Les spécialistes comme Zehfuß citent une autre approche, vieille de plusieurs siècles, la « stratégie d’encapsulation ». Dans ce cas, les matériaux isolants sont protégés par des matériaux non inflammables. Il peut s’agir par exemple d’une couche d’enduit appliquée sur une certaine épaisseur. De cette manière, les matériaux isolants potentiellement inflammables sont si bien isolés que la température nécessaire pour qu’ils prennent feu n’est généralement pas atteinte.

Une troisième possibilité consisterait à ajouter des retardateurs de flamme, de sorte que les matériaux s’enflamment moins facilement, explique l’expert. « Des essais en laboratoire montrent toutefois que cela ne fonctionne pas suffisamment bien ». La proportion d’additifs chimiques devrait être si élevée que le produit ne serait plus durable.

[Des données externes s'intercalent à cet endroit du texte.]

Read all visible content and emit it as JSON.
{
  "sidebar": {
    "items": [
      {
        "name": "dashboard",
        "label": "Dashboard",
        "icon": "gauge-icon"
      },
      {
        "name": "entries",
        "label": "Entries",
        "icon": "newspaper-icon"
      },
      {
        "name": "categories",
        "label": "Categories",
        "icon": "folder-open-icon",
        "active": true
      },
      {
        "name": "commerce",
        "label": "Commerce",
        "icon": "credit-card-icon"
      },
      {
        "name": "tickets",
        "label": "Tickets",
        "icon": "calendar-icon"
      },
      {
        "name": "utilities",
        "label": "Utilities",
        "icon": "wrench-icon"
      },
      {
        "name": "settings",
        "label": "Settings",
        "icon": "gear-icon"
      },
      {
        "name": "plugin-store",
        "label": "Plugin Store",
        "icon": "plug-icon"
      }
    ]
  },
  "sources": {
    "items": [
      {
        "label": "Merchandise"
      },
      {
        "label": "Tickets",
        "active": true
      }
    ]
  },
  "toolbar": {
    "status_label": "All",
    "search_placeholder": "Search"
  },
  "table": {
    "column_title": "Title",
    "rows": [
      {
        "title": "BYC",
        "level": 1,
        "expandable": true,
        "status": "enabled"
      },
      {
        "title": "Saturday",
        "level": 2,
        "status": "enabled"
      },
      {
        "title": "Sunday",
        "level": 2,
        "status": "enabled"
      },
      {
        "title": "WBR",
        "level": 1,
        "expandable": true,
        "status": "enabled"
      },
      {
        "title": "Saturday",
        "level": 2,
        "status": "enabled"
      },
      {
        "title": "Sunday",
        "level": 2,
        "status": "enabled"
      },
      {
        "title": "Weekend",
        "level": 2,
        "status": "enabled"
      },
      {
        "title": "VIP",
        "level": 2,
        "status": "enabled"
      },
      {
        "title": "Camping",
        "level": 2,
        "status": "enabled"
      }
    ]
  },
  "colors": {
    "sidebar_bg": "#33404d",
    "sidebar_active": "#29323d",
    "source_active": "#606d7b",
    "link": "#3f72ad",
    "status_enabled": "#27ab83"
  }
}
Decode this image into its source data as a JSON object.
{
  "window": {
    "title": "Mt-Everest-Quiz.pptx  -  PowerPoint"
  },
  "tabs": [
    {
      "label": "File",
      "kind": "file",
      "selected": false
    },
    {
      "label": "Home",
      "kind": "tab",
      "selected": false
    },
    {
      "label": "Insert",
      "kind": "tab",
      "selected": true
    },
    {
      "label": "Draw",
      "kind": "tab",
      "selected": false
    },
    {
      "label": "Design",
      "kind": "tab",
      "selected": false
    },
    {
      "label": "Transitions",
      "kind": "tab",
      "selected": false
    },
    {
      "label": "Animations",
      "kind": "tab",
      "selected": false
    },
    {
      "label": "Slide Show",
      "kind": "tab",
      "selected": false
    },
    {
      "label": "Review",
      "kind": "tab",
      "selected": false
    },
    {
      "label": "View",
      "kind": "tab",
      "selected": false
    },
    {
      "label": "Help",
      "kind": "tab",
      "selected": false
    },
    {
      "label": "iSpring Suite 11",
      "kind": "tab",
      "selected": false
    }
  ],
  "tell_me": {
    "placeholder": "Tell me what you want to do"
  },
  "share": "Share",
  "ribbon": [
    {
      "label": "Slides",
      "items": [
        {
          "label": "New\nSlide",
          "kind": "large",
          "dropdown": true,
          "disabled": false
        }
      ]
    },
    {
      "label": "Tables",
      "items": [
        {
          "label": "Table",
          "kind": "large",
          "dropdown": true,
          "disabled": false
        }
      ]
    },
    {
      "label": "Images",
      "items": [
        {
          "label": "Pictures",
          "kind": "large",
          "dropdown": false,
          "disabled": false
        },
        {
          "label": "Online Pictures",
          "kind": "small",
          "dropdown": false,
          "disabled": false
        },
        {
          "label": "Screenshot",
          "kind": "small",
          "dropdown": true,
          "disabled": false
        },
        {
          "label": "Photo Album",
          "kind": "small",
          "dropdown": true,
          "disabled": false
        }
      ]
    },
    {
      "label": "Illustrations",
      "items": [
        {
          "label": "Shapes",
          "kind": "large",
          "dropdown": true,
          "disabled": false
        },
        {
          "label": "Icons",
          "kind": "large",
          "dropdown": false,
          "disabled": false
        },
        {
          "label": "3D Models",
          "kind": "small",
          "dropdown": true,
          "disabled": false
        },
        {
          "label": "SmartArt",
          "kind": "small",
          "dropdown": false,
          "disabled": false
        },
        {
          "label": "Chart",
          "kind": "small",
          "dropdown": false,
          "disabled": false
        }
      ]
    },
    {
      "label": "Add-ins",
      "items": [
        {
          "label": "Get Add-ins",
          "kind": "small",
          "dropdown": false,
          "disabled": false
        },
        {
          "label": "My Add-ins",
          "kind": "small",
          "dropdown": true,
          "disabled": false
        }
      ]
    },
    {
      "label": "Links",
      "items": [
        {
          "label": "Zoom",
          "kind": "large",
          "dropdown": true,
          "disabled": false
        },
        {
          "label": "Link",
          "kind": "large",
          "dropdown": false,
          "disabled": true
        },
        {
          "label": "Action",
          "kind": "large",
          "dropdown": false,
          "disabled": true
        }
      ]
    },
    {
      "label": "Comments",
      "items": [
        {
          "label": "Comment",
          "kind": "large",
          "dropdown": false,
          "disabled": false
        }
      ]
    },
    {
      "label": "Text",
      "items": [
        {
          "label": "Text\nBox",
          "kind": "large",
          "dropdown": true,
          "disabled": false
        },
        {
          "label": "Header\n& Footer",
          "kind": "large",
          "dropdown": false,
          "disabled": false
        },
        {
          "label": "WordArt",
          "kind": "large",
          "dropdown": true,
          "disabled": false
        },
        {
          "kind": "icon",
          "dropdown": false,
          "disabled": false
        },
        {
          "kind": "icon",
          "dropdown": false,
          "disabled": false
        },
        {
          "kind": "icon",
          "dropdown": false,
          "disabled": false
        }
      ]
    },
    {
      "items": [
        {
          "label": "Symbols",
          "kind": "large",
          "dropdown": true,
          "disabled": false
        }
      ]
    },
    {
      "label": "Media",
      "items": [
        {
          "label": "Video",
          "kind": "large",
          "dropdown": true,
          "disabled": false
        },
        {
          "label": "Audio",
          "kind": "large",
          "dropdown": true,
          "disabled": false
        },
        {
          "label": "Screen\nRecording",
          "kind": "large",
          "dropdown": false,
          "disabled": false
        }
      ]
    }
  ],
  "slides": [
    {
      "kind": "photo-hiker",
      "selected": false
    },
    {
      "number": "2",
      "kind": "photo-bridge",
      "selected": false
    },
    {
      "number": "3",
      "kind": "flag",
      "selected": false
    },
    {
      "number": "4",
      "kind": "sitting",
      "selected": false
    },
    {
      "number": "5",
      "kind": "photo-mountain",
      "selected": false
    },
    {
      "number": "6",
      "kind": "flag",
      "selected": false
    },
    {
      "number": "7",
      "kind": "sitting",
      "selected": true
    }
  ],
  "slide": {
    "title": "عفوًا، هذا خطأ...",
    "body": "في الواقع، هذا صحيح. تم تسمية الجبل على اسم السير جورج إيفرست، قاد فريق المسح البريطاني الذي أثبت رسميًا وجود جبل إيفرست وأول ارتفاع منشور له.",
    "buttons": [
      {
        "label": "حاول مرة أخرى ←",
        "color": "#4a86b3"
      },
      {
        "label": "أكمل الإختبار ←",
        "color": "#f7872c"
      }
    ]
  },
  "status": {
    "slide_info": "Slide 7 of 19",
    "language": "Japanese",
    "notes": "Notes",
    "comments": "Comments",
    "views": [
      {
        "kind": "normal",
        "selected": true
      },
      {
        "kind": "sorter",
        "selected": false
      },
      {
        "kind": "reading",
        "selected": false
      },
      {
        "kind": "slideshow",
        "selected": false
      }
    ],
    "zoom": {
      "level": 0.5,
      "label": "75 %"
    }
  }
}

Les scientifiques du Centre de recherche sur les incendies (ZeBra) de l’université technique de Braunschweig, dont Jochen Zehfuß. étudient les réactions des matériaux à l’allumage du feu  et ensuite à haute température.

Il a été démontré que les matériaux issus de matières premières renouvelables ont souvent tendance à s’auto-entretenir. Une température d’inflammation d’environ 200 degrés Celsius suffit généralement comme déclencheur. Et comme les matériaux isolants ont généralement des surfaces hydrofuges pour ne pas attirer l’humidité, ils sont extrêmement difficiles à éteindre. « Il faut donc éviter que le processus de carbonisation ne commence avec les matériaux isolants », recommande l’expert en protection incendie.

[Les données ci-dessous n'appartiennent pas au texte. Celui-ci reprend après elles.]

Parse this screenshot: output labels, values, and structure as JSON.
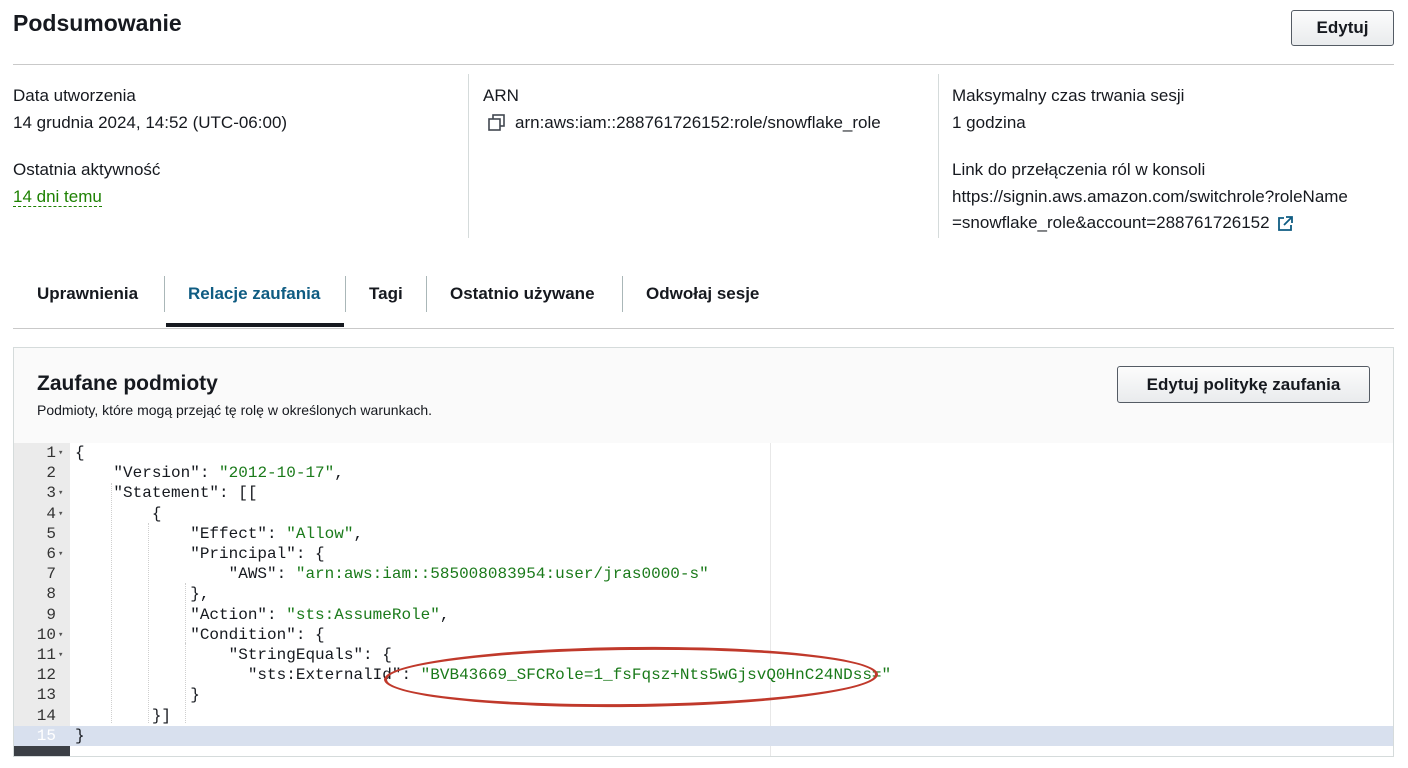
{
  "header": {
    "title": "Podsumowanie",
    "edit_label": "Edytuj"
  },
  "summary": {
    "created_label": "Data utworzenia",
    "created_value": "14 grudnia 2024, 14:52 (UTC-06:00)",
    "last_activity_label": "Ostatnia aktywność",
    "last_activity_value": "14 dni temu",
    "arn_label": "ARN",
    "arn_value": "arn:aws:iam::288761726152:role/snowflake_role",
    "max_session_label": "Maksymalny czas trwania sesji",
    "max_session_value": "1 godzina",
    "switch_link_label": "Link do przełączenia ról w konsoli",
    "switch_link_line1": "https://signin.aws.amazon.com/switchrole?roleName",
    "switch_link_line2": "=snowflake_role&account=288761726152"
  },
  "tabs": [
    {
      "label": "Uprawnienia"
    },
    {
      "label": "Relacje zaufania",
      "active": true
    },
    {
      "label": "Tagi"
    },
    {
      "label": "Ostatnio używane"
    },
    {
      "label": "Odwołaj sesje"
    }
  ],
  "trusted": {
    "title": "Zaufane podmioty",
    "subtitle": "Podmioty, które mogą przejąć tę rolę w określonych warunkach.",
    "edit_policy_label": "Edytuj politykę zaufania"
  },
  "editor": {
    "lines": [
      {
        "n": "1",
        "fold": true,
        "indent": "",
        "key": "",
        "sep": "",
        "str": "",
        "tail": "{"
      },
      {
        "n": "2",
        "fold": false,
        "indent": "    ",
        "key": "\"Version\"",
        "sep": ": ",
        "str": "\"2012-10-17\"",
        "tail": ","
      },
      {
        "n": "3",
        "fold": true,
        "indent": "    ",
        "key": "\"Statement\"",
        "sep": ": ",
        "str": "",
        "tail": "[["
      },
      {
        "n": "4",
        "fold": true,
        "indent": "        ",
        "key": "",
        "sep": "",
        "str": "",
        "tail": "{"
      },
      {
        "n": "5",
        "fold": false,
        "indent": "            ",
        "key": "\"Effect\"",
        "sep": ": ",
        "str": "\"Allow\"",
        "tail": ","
      },
      {
        "n": "6",
        "fold": true,
        "indent": "            ",
        "key": "\"Principal\"",
        "sep": ": ",
        "str": "",
        "tail": "{"
      },
      {
        "n": "7",
        "fold": false,
        "indent": "                ",
        "key": "\"AWS\"",
        "sep": ": ",
        "str": "\"arn:aws:iam::585008083954:user/jras0000-s\"",
        "tail": ""
      },
      {
        "n": "8",
        "fold": false,
        "indent": "            ",
        "key": "",
        "sep": "",
        "str": "",
        "tail": "},"
      },
      {
        "n": "9",
        "fold": false,
        "indent": "            ",
        "key": "\"Action\"",
        "sep": ": ",
        "str": "\"sts:AssumeRole\"",
        "tail": ","
      },
      {
        "n": "10",
        "fold": true,
        "indent": "            ",
        "key": "\"Condition\"",
        "sep": ": ",
        "str": "",
        "tail": "{"
      },
      {
        "n": "11",
        "fold": true,
        "indent": "                ",
        "key": "\"StringEquals\"",
        "sep": ": ",
        "str": "",
        "tail": "{"
      },
      {
        "n": "12",
        "fold": false,
        "indent": "                  ",
        "key": "\"sts:ExternalId\"",
        "sep": ": ",
        "str": "\"BVB43669_SFCRole=1_fsFqsz+Nts5wGjsvQ0HnC24NDss=\"",
        "tail": ""
      },
      {
        "n": "13",
        "fold": false,
        "indent": "            ",
        "key": "",
        "sep": "",
        "str": "",
        "tail": "}"
      },
      {
        "n": "14",
        "fold": false,
        "indent": "        ",
        "key": "",
        "sep": "",
        "str": "",
        "tail": "}]"
      },
      {
        "n": "15",
        "fold": false,
        "indent": "",
        "key": "",
        "sep": "",
        "str": "",
        "tail": "}"
      }
    ]
  },
  "colors": {
    "active_tab": "#0f5c82",
    "string": "#1a7a1a",
    "annotation": "#c0392b",
    "link_green": "#1d8102"
  },
  "icons": {
    "copy": "copy-icon",
    "external": "external-link-icon"
  }
}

On examine donc dans quelle mesure les retardateurs de flamme augmentent la température d’inflammation des matières premières renouvelables ou font en sorte que les matériaux cessent de couver d’eux-mêmes. Dans un article paru dans le magazine « Bauphysik », une équipe de l’université technique de Braunschweig, dont Zehfuß et d’autres experts de plusieurs autres universités allemandes, ont observé que les additifs ne permettent pas aux matériaux de construction de cesser de couver le feu. Toutefois, les retardateurs de flamme respectueux de l’environnement peuvent tout de même réduire la tendance à la carbonisation de certains matériaux isolants aussi bien que leurs équivalents synthétiques traditionnels. Mais jusqu’à présent, les retardateurs de flamme durables n’ont pas encore suffisamment prouvé leur efficacité, explique M. Zehfuß.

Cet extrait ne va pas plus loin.